Walsh University Celebrates Title IX; Rosie (Giles) Hall
Rosie (Giles) Hall (Volleyball, 1978-79) is one of Walsh’s trailblazing female athletes. She holds the distinction of being of the first female letter winner and is the first woman to graduate from Walsh with a 4.00 grade point average. She was a member of Walsh’s Club Volleyball Team in 1976 and ’77, and led the way as the program progressed to the varsity level in 1978. Hall played for Barb Josten her first three years and for Missy Long her final year. As a senior, she was named Team Most Valuable Player and Team Captain. With Title IX celebrating its 40th anniversary this year, it is only fitting that a trailblazer like Rosie enters the Wall of Fame. Rosie, now the Honorable Judge Hall, was appointed to the bench of the Stark County Court of Common Pleas, Domestic Relations Division in August, 2011. She is married to Wall of Famer Charlie Hall (Cross Country/Track 1992).

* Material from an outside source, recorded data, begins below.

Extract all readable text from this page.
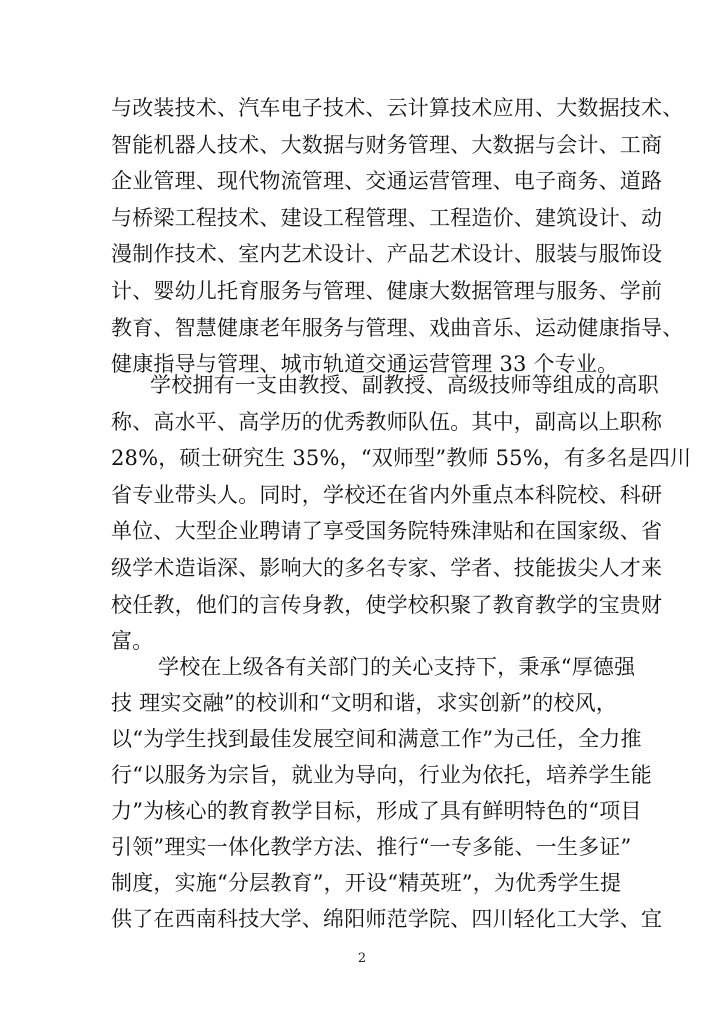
与改装技术、汽车电子技术、云计算技术应用、大数据技术、
智能机器人技术、大数据与财务管理、大数据与会计、工商
企业管理、现代物流管理、交通运营管理、电子商务、道路
与桥梁工程技术、建设工程管理、工程造价、建筑设计、动
漫制作技术、室内艺术设计、产品艺术设计、服装与服饰设
计、婴幼儿托育服务与管理、健康大数据管理与服务、学前
教育、智慧健康老年服务与管理、戏曲音乐、运动健康指导、
健康指导与管理、城市轨道交通运营管理 33 个专业。
学校拥有一支由教授、副教授、高级技师等组成的高职
称、高水平、高学历的优秀教师队伍。其中，副高以上职称
28%，硕士研究生 35%，“双师型”教师 55%，有多名是四川
省专业带头人。同时，学校还在省内外重点本科院校、科研
单位、大型企业聘请了享受国务院特殊津贴和在国家级、省
级学术造诣深、影响大的多名专家、学者、技能拔尖人才来
校任教，他们的言传身教，使学校积聚了教育教学的宝贵财
富。
学校在上级各有关部门的关心支持下，秉承“厚德强
技 理实交融”的校训和“文明和谐，求实创新”的校风，
以“为学生找到最佳发展空间和满意工作”为己任，全力推
行“以服务为宗旨，就业为导向，行业为依托，培养学生能
力”为核心的教育教学目标，形成了具有鲜明特色的“项目
引领”理实一体化教学方法、推行“一专多能、一生多证”
制度，实施“分层教育”，开设“精英班”，为优秀学生提
2
供了在西南科技大学、绵阳师范学院、四川轻化工大学、宜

Rosie Giles came to Walsh at a time when most colleges and universities featured men’s athletics only. Walsh College was one of those institutions,’ noted Giles. “When I came to Walsh in 1976, we really didn’t have sports for female students. We were lucky when we started as a club, because many of our girls had played in high school. So we really had a decent start.”
“I was really fortunate coming from Newark Catholic High School where he had girls’ sports. We had a very strong athletic background at Newark. We had volleyball, basketball and track and our volleyball went 64-0. We only lacked winning a state championship, as they didn’t have those in the early days.”
A 4.00 student, for Rosie the balancing of academics and athletics was easy, especially after playing three sports at Newark. “I came to Walsh on an academic full-ride, so I knew what my priorities were. But I really missed athletics and Walsh gave me the chance to fulfill my needs. My parents were a little worried at first, but I knew that I had to keep my grades up. I also worked, answering phones at the campus switchboard from six to midnight.”
The transgression from club to varsity was rewarding, as everyone began to take women’s athletics more seriously. “Once we became a varsity sport the student body began coming to games and cheering us on, it was very rewarding. We were a club the first two years, reaching varsity status in 1978. We never really thought about being a club when we were one. We were just out there playing volleyball. When we became varsity we were competitive, we played the University of Akron, Marietta, Malone, Hiram, Mt. Union. We played some tough schools.”
“The years that I spent at Walsh were just amazing for me. I met my husband here, and still have many of my close friends from Walsh. It was nice being part of something special, something that was just beginning to take shape. I’m proud of my time at Walsh, and my association with Walsh. It molded me into the person I am today.”